You can serve this beef with sour cream and some crusty bread. However my personal favourite is when I serve it alongside some creamy, buttery mash and some steamed green vegetables. Perfectly simple, if a little slow, comfort food. However I like to cook this dish a day before I plan to eat it. Like all stews and casseroles, it benefits from being left to sit overnight. By doing this you intensify the flavours of the meat. But if time is limited then it will taste lovely served straight from the oven.
What makes this dish such a great hit with the family is the addition of smoky paprika to the dish. It packs a huge flavour punch without adding the heat of spice that children sometimes find too much. Both my children love this dish and have eaten it from a young age. They love spice but can’t always take too much heat.
Pin the recipe for later:
This slow cooked beef dish using beef brisket is a one pot dish. A great Winter warming stew with the smokiness of paprika.
- 1 kg beef brisket joint or same quantity stewing steak
- 1 tbsp smoked paprika
- salt and black pepper
- 2 tbsp olive oil
- 2 medium onions quartered
- 2 sticks celery chopped
- 2 large carrots peeled and sliced
- 1 red pepper deseed and sliced into cubes
- 4-6 cloves garlic sliced
- 1 bunch parsley chopped
- 1 glass red wine
- 250 ml tomato passata
- 1 tbsp worchester sauce
- 1 Knorr rich beef stock pot
- 1 tsp salt
- 1 tsp sugar
Roll the brisket joint in the smoked paprika, salt and pepper, taking care to cover all sides. I like to cut the joint in two to allow a better coverage of spice into the meat. Heat the oil in a heavy based casserole and brown the meat on all sides, remove from the pan and set aside.

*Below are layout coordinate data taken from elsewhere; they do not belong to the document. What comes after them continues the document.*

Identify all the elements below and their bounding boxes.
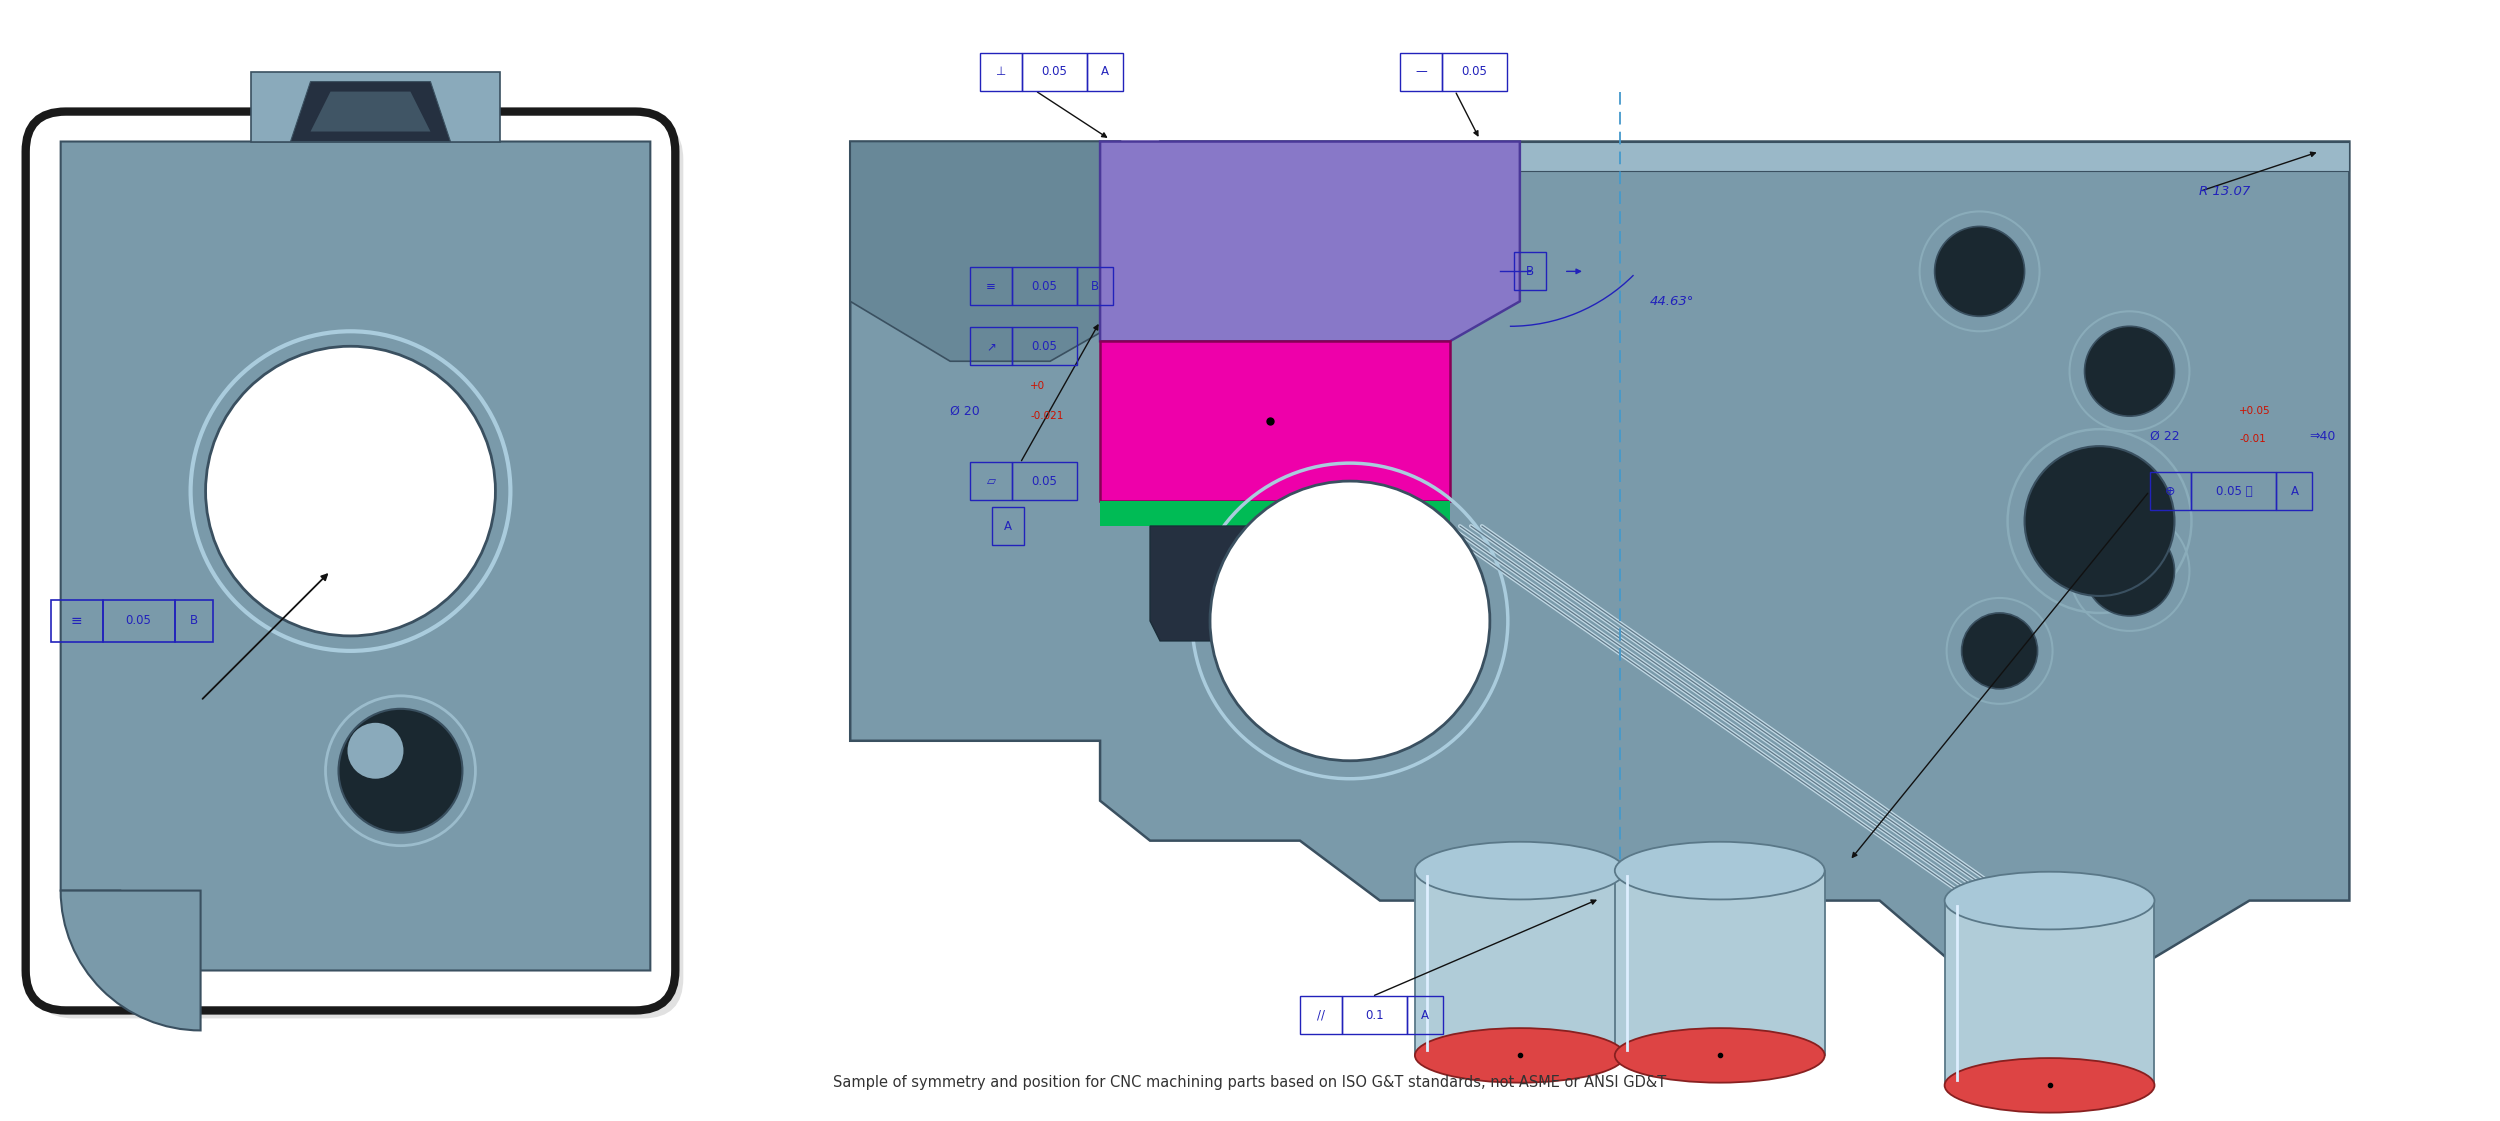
Text: -0.01: -0.01: [2240, 434, 2265, 444]
Text: 44.63°: 44.63°: [1650, 295, 1695, 308]
Text: ↗: ↗: [985, 340, 995, 353]
Text: 0.1: 0.1: [1365, 1009, 1382, 1022]
Ellipse shape: [1945, 872, 2155, 929]
Polygon shape: [850, 141, 2350, 961]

Put all the vegetables into the casserole and saute gently for 5 minutes, allowing the onions to soften a little but not colour. Pour the red wine over the vegetables and cook for 2 minutes to deglaze the pan and allow some of the alcohol to burn off.
Add the remaining ingredients to the pan stir to combine. Return the beef to the pan, along with any beef juices. Cover with a lid and cook in a low oven 150C/140CFan for approximately 4 hours or until the beef pulls apart. If the dish looks like it is drying out, add a little water to loosen the gravy as required.
This recipe uses beef brisket however works equally well with other slow braise joints such as beef shin or rib trim.
Delicious when served with either sour cream and some crusty bread to soak up the juices, or creamy mashed potatoes and some green vegetables tossed in a little butter and black pepper. If you prefer a smoother gravy, remove the steak and blitz the gravy and stewed vegetables with a hand-blender to make a thick, smooth gravy.